When Goroutines Shine

Goroutines work well for several patterns. Here’s real benchmark data from bench_goroutine_usecase.elf:

┌─────────────────────────────────────────────────────────────┐
│   USE CASE                    OVERHEAD    VERDICT           │
├─────────────────────────────────────────────────────────────┤
│   Multiple independent tasks  10-38%      ✓ Acceptable      │
│   Producer-consumer pattern   ~163%       ⚠ Use carefully   │
│   Channel ping-pong           ~13 μs/op   Know the cost     │
└─────────────────────────────────────────────────────────────┘

The key insight: independent tasks (each goroutine does its own work, minimal channel communication) have reasonable overhead (typically ~25%, varies with scheduling).

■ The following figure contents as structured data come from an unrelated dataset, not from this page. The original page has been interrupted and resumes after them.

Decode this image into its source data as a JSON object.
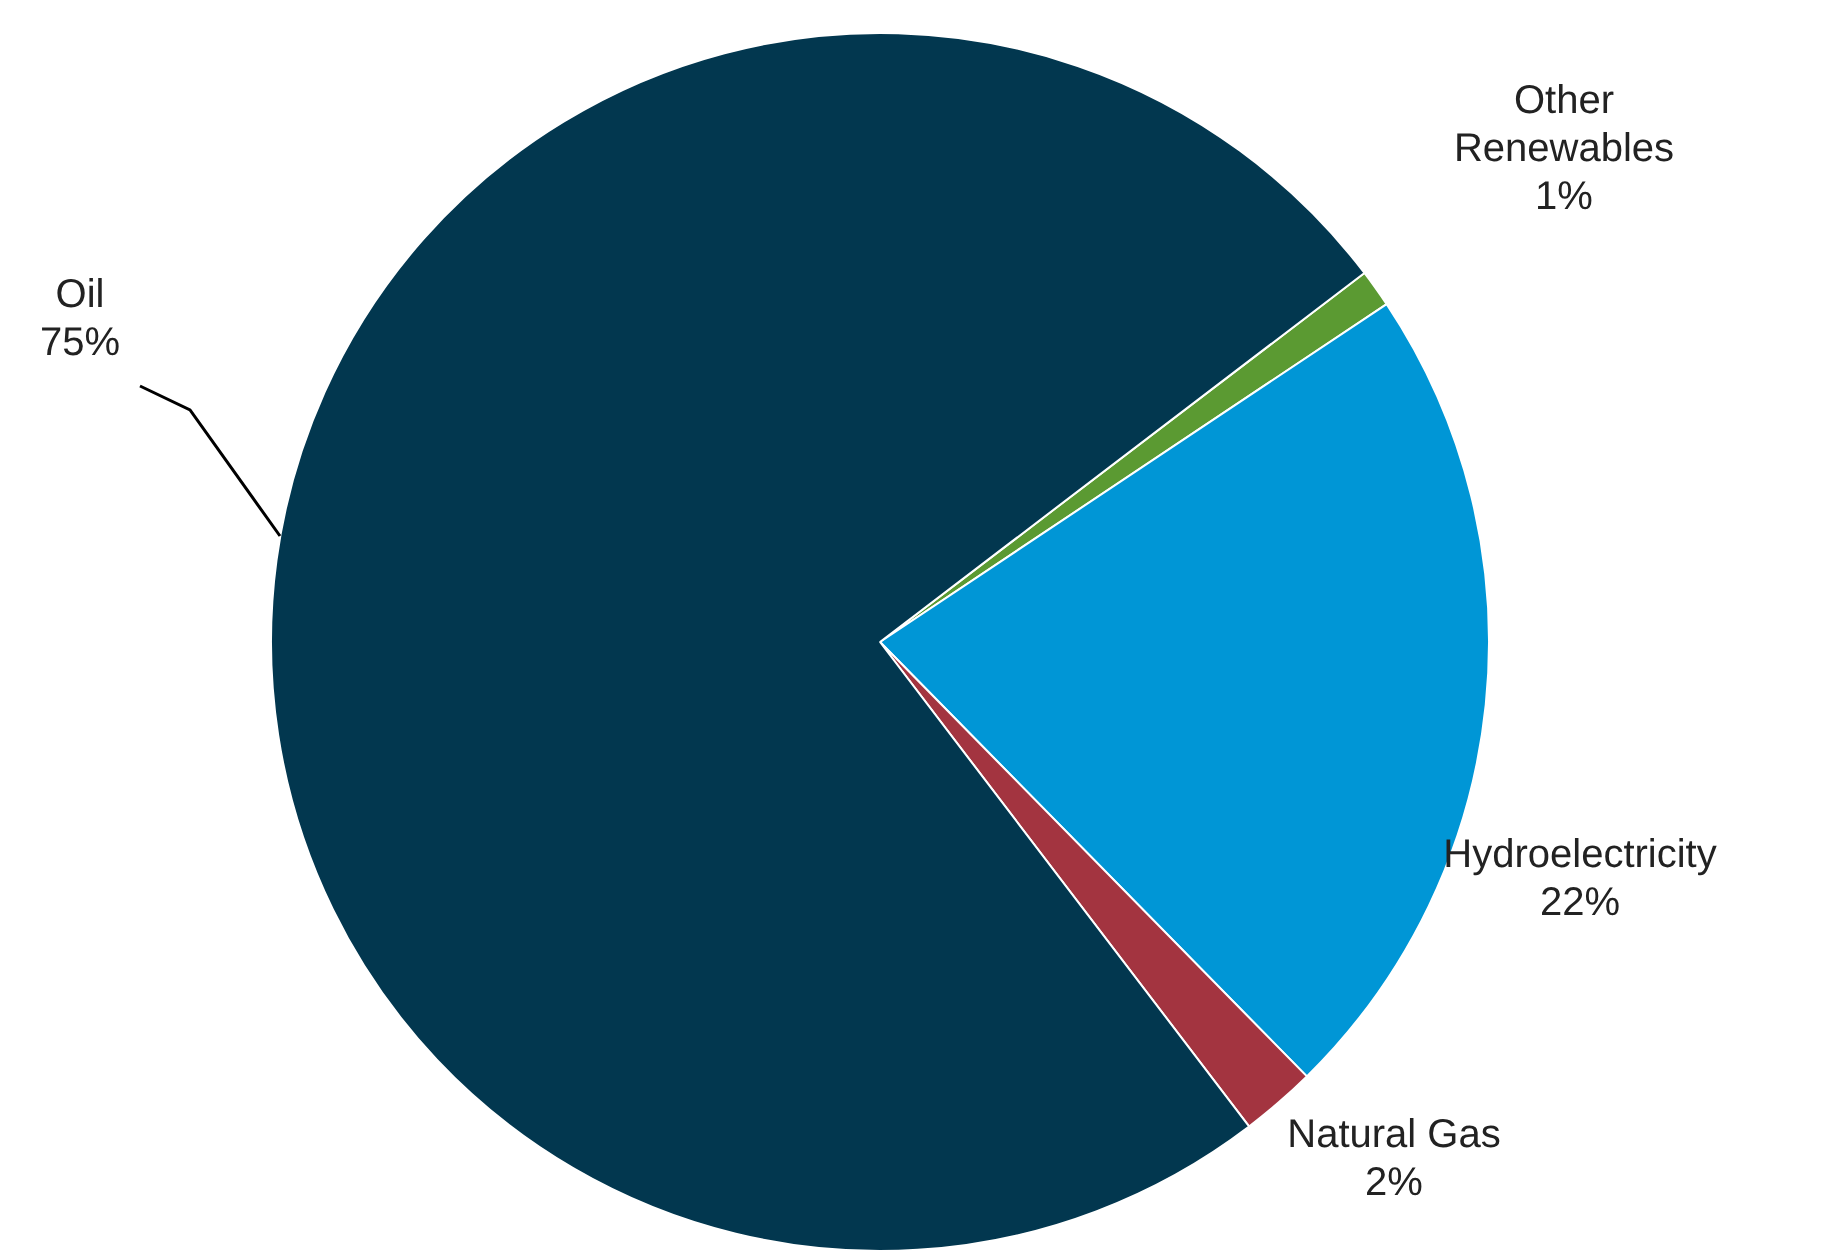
{
  "chart_data": {
    "type": "pie",
    "categories": [
      "Other Renewables",
      "Hydroelectricity",
      "Natural Gas",
      "Oil"
    ],
    "values": [
      1,
      22,
      2,
      75
    ],
    "colors": [
      "#5b9a32",
      "#0096d6",
      "#a33440",
      "#02374f"
    ],
    "value_labels": [
      "1%",
      "22%",
      "2%",
      "75%"
    ],
    "legend": false
  }
}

Heavy channel use (producer-consumer with many sends) costs ~163%.

Porting Existing Go Code

If you’re porting Go code that uses goroutines, it works without modification:

// This Go code just works:
func fetch(urls []string) []Result {
    ch := make(chan Result, len(urls))
    for _, url := range urls {
        go func(u string) {
            ch <- download(u)
        }(url)
    }
    // ... collect results
}

Patterns to Avoid

Some patterns don’t make sense on a single-core system:

Don’t: Spawn Per-Item

// Inefficient: 1000 spawns = 32 ms overhead
for i := 0; i < 1000; i++ {
    go process(items[i])
}

// Better: Process directly, or use one goroutine
for i := 0; i < 1000; i++ {
    process(items[i])
}

Don’t: Force Sequential With Channels

// Overcomplicated: These are sequential anyway
go step1()
<-done1
go step2()
<-done2

// Simpler:
step1()
step2()

Be Careful: Heavy Channel Traffic

// Each channel op is ~13 μs
// High-volume producer-consumer shows ~163% overhead
for item := range items {
    workChan <- item
}

For high-throughput paths, batch items or use direct calls.